Era um homem ainda no vigor da idade, de estatura mediana e robusto. Poderia ter, quando muito, quarenta e seis ou quarenta e oito anos. Escondia-lhe parte do rosto, crestado pelo sol e a escorrer em suor, um boné de pala de couro A camisa, de linho grosseiro e amarelado, apertada no pescoço por uma pequena âncora de prata, deixava-lhe a descoberto o peito cabeludo; trajava calças de cotim azul, muito velhas, coçadas, brancas num joelho e rotas no outro, uma esfarrapada blusa parda, tendo num dos cotovelos um remendo de pano verde, cosido com cordel. Servia-lhe de gravata um lenço torcido, enrolado em volta do pescoço. Calçava sapatos forrados, sem meias, e trazia às costas uma volumosa mochila de soldado, em bom estado e muito apertada, e na mão um enorme cajado nodoso. Afora isto, trazia a barba crescida, os cabelos eram raros e eriçados, mas parecia não terem sido cortados havia muito tempo.
O suor, o calor, a poeira, a viagem a pé, acrescentavam ainda uma estranha sordidez a este conjunto de andrajos.
Ninguém o conhecia. Era evidentemente um forasteiro. De onde viria? Do Meio Dia; talvez da beira-mar, pois entrava em Digne pela mesma rua onde, sete meses antes, tinham visto passar Napoleão, ao ir de Cannes para Paris. A julgar pelo cansaço de que dava mostras, aquele homem devia ter caminhado todo o dia. Algumas mulheres do antigo bairro situado à entrada da cidade tinham-no visto parar ao pé das árvores do boulevard Gassendi e beber água na fonte que fica na extremidade do passeio. Grande devia ser a sua sede, pois que, dali a cem passos, alguns rapazes, que foram atrás dele, viram-no beber novamente na fonte da praça do Mercado.
Chegando à esquina da rua de Poichevert, tomou à esquerda e principiou a caminhar em direção à mairie, para onde entrou. Um quarto de hora depois, tornou a sair. À porta estava sentado um gendarme, no mesmo banco de pedra a que o general Dronot subira no dia 4 de março, para ler à multidão assustada de Digne a proclamação datada do golfo Juan. O desconhecido tirou o boné e cumprimentou humildemente o gendarme.
Em vez de corresponder ao cumprimento, o soldado examinou-o com atenção e, depois de o seguir algum tempo com a vista, entrou na mairie.

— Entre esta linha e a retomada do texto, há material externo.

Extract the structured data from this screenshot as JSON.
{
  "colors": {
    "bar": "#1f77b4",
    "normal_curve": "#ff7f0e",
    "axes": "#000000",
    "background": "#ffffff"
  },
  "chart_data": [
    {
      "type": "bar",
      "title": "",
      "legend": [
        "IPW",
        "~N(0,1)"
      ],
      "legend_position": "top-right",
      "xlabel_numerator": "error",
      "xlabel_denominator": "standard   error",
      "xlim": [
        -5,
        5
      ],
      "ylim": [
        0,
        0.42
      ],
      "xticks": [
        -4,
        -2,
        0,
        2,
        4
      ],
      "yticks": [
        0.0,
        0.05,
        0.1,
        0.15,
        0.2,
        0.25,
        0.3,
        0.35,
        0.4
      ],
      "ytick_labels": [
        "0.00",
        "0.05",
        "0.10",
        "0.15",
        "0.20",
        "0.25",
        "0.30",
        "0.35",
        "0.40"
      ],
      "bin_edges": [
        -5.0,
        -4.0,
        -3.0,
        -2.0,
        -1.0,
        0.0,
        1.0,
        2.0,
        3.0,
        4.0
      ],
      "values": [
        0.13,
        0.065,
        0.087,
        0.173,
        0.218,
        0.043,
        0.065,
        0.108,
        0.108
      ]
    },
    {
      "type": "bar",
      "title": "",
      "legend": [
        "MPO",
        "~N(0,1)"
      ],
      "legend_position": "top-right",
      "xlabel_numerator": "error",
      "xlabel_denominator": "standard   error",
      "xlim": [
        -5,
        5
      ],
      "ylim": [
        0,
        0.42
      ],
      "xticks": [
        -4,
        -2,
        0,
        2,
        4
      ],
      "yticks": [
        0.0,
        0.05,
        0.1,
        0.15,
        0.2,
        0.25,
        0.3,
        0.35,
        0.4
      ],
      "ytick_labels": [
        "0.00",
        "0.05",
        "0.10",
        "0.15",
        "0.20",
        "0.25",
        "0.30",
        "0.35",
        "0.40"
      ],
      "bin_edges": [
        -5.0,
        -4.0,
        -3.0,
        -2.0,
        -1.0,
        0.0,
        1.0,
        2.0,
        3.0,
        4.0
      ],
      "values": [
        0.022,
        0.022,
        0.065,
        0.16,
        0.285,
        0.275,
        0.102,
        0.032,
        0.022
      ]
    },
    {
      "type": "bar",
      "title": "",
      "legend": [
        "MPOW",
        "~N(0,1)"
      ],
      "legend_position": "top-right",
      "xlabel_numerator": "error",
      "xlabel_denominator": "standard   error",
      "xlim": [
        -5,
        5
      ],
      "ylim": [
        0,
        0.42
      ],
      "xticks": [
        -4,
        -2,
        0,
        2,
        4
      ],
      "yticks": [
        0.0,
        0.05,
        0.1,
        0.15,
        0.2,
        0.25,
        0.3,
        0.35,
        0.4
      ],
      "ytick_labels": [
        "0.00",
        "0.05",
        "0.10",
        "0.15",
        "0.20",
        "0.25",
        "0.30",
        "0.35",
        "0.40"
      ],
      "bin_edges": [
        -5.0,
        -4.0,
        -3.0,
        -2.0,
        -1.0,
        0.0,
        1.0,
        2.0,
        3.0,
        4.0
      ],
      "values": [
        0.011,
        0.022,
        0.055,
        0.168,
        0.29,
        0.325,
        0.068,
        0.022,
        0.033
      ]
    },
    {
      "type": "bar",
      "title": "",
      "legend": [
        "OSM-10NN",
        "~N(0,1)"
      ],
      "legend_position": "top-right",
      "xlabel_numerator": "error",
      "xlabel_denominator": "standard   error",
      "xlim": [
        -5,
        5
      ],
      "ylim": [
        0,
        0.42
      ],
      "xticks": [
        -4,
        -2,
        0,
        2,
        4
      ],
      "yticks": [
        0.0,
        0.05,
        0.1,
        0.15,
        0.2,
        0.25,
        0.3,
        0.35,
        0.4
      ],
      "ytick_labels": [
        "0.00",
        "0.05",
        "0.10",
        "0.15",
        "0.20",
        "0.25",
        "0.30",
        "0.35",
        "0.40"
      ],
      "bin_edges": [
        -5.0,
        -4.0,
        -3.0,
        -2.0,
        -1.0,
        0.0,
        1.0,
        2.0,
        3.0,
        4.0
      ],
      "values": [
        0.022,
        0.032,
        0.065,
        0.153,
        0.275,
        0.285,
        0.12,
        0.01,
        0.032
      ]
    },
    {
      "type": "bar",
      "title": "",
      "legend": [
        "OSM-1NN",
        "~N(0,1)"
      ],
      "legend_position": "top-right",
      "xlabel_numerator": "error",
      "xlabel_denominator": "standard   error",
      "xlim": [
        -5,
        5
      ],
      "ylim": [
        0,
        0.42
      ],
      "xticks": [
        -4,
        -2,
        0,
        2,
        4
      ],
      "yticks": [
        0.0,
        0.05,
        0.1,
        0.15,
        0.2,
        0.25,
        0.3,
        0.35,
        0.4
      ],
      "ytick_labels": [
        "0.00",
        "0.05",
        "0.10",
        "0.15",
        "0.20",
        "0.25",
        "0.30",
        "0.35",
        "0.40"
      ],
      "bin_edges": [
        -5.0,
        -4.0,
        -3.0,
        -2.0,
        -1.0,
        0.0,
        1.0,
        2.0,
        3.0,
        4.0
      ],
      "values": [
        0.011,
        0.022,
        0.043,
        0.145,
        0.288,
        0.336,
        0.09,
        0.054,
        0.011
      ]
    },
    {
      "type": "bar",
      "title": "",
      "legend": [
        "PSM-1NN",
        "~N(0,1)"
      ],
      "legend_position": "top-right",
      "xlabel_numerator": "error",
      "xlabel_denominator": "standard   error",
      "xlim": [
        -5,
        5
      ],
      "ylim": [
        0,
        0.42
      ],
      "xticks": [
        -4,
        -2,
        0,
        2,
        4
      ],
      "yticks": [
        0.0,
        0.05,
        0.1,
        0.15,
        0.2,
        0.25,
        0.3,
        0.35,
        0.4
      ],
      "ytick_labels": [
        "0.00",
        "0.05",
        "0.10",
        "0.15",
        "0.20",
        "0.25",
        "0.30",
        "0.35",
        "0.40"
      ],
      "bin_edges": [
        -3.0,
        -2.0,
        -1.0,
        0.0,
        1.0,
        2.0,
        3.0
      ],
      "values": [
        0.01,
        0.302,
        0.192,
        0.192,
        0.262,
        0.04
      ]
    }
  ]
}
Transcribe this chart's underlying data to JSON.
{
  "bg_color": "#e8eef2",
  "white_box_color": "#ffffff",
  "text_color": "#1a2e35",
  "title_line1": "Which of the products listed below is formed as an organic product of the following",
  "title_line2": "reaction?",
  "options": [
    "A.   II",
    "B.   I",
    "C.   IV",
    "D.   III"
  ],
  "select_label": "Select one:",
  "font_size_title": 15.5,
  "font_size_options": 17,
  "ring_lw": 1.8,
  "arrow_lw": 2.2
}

Havia então em Digne uma excelente estalagem, intitulada A Cruz de Coíbas, cujo proprietário era um tal Jacquin Labarre, homem de muita consideração na cidade, devido ao seu parentesco com outro Labarre, antigo soldado do regimento dos Guias e dono da estalagem dos Três Delfins, em Grenoble, a respeito da qual, por ocasião do desembarque do imperador, tinham corrido na terra numerosos boatos. Contava-se que, em janeiro desse ano, o general Bertrand, disfarçado em carreteiro, fora ali repetidas vezes, distribuindo, por essa ocasião, a soldados e civis, a uns a condecoração da Legião de Honra, a outros dinheiro às mãos cheias. A realidade é que, na sua chegada a Grenoble, o imperador recusara ir para o palácio da prefeitura e agradecera ao maire, dizendo:
— Vou para casa de um honrado camarada meu conhecido.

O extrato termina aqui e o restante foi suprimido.